As you can see in my signature I am making a red oak board bow and i am just about to the tillering step and I need to make a tillering tree. I can't seem to find any plans on making a tillering tree so I thought I'd ask you guys


----------



## J. Wesbrock (Dec 17, 2003)

I don't have a photo of mine to post, but I'll try to describe it as best as I can.

It's simply a 2X4 with a notch at the top to cradle the bow. There are numbered hash marks every inch to denote draw length. At the bottom is a pully, through which a rope is ran to attach to the bow string. With this I can stand back, and flex the bow to check weight and tiller without overstressing the limbs.

Of course, you need to anchor the 2X4 to a wall or something so you can pull on the rope.


----------



## Leafwalker (Oct 7, 2008)

Here are some instructions. Not the most precise, but it'll get the job done. Look under "Tillering preparations".

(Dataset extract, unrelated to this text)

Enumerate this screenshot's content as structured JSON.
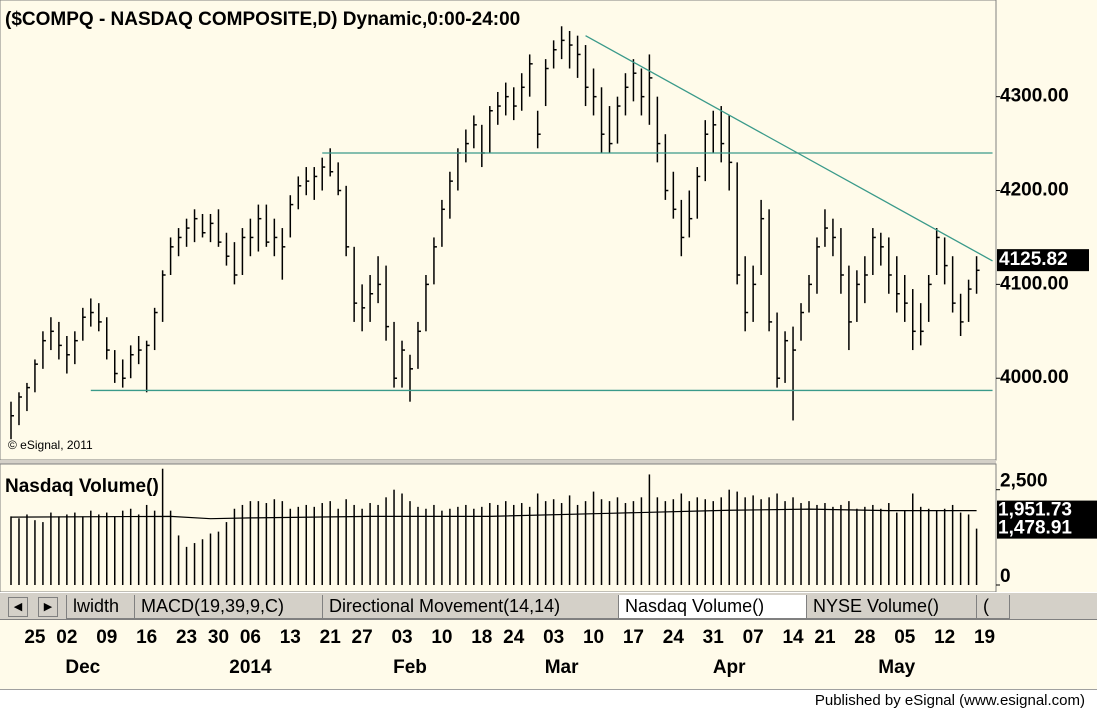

http://poorfolkbows.com/oak6.htm


----------



## mastin03 (Dec 21, 2009)

Heres a picture of my setup from a while back in the middle stage of tillering a r/d BBH. I generally have a clamp that secures the riser to the front block you see in front of the bow. Mine is just a 2x6 mounted to the edge of the workbench, pulley connected to the bottom of the 2x6 with the tiller rope running through it and attached to the scale to draw. One word of caution..make the background as "clean" as possible. I have cords and lines from the cinder blocks, etc, etc in the background and it makes it that much more difficult to see the bend. Lots of lines that play tricks on your eyes. Also, I usually have a 36" steel ruler attached to the face of the tree so that I can see how far I'm drawing the bow, but I don't have it in this picture for some reason....must have been just checking and noting what areas needed corrections before moving on....Hope this helps. BTW, make use of that poorfolkbows site, lots of good info for the beginner there as well as a TON of other places on the net. I'll see if I can find a few (new cpu, lost all my bookmarks ) and link to them for you.


----------